Assessing air-quality forecasting for London
An assessment of local and regional air-quality forecasts for London, UK is reported in the International Journal of Environment and Pollution. In their evaluation, Amy Stidworthy, Mark Jackson, Kate Johnson, David Carruthers, and Jenny Stocker, of Cambridge Environmental Research Consultants Ltd., explain how levels of nitrogen oxides, ozone, and sooty particulates (PM2.5 and PM10), can be predicted quite accurately but the origin and how the various pollutants are dispersed must be taken into account in forecasts to ensure accuracy.
Atmospheric dispersions models are critical to accurate, long-range predictions of air quality. Such forecasts inform the public and others of how pollution levels are shifting over the coming days and can be used to advise people with reduced lung function and other medical conditions sensitive to high pollution levels on whether or not to avoid certain areas at certain times or even to stay indoors entirely.
The researchers add that "Forecasting systems must account for long-range transport of pollutants in addition to local emissions, chemical processes and urban morphology; thus it is common practice to couple local air dispersion models with regional models to account for pollutant emissions, transport and chemistry at a range of scales." As such, their evaluation of the commonly used system of London's airTEXT, which uses CAMS regional ensemble air quality forecast data, and the ADMS-Urban dispersal model to make accurate predictions is important both for ensuring that guidance is appropriate.

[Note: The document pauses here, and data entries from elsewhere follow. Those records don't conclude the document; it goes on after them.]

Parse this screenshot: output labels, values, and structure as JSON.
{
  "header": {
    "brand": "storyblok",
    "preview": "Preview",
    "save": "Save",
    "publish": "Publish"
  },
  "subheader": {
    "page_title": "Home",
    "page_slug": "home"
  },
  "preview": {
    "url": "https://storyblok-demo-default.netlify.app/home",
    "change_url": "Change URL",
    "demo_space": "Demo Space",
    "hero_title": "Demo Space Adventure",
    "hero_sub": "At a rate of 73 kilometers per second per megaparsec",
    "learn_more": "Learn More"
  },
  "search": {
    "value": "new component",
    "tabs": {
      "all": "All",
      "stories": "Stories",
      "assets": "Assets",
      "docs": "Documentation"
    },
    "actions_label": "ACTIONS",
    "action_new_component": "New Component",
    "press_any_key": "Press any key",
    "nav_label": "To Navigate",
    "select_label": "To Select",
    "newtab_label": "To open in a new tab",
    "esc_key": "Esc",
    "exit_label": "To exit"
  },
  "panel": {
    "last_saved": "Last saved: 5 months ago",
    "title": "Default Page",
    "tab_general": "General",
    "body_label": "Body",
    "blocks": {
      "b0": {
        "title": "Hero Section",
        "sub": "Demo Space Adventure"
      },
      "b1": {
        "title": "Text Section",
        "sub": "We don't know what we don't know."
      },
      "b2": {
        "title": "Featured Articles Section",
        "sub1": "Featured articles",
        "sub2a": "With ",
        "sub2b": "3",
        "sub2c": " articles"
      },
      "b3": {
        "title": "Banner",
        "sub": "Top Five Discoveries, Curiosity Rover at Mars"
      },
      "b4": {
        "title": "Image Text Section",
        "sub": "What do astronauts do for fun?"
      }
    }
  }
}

The team showed that this system performs better than the regional-scale CAMS forecasts for all pollutants considered, with the exception of PM2.5. However, there were no major air-quality incidents during the study period so the absolute predictive power could not be determined. Prediction of atmospheric nitrogen dioxide levels was much better in urban areas with this system as one might expect given that the main source is road traffic. Ozone levels are a secondary pollutant and so levels depend heavily on dispersal.
The team adds that "conservative" and "cautious" alerts should be considered and data points on the threshold might be removed to avoid bias and so improve accuracy still further, although this would only be sensible with very long data sets covering a significant time period.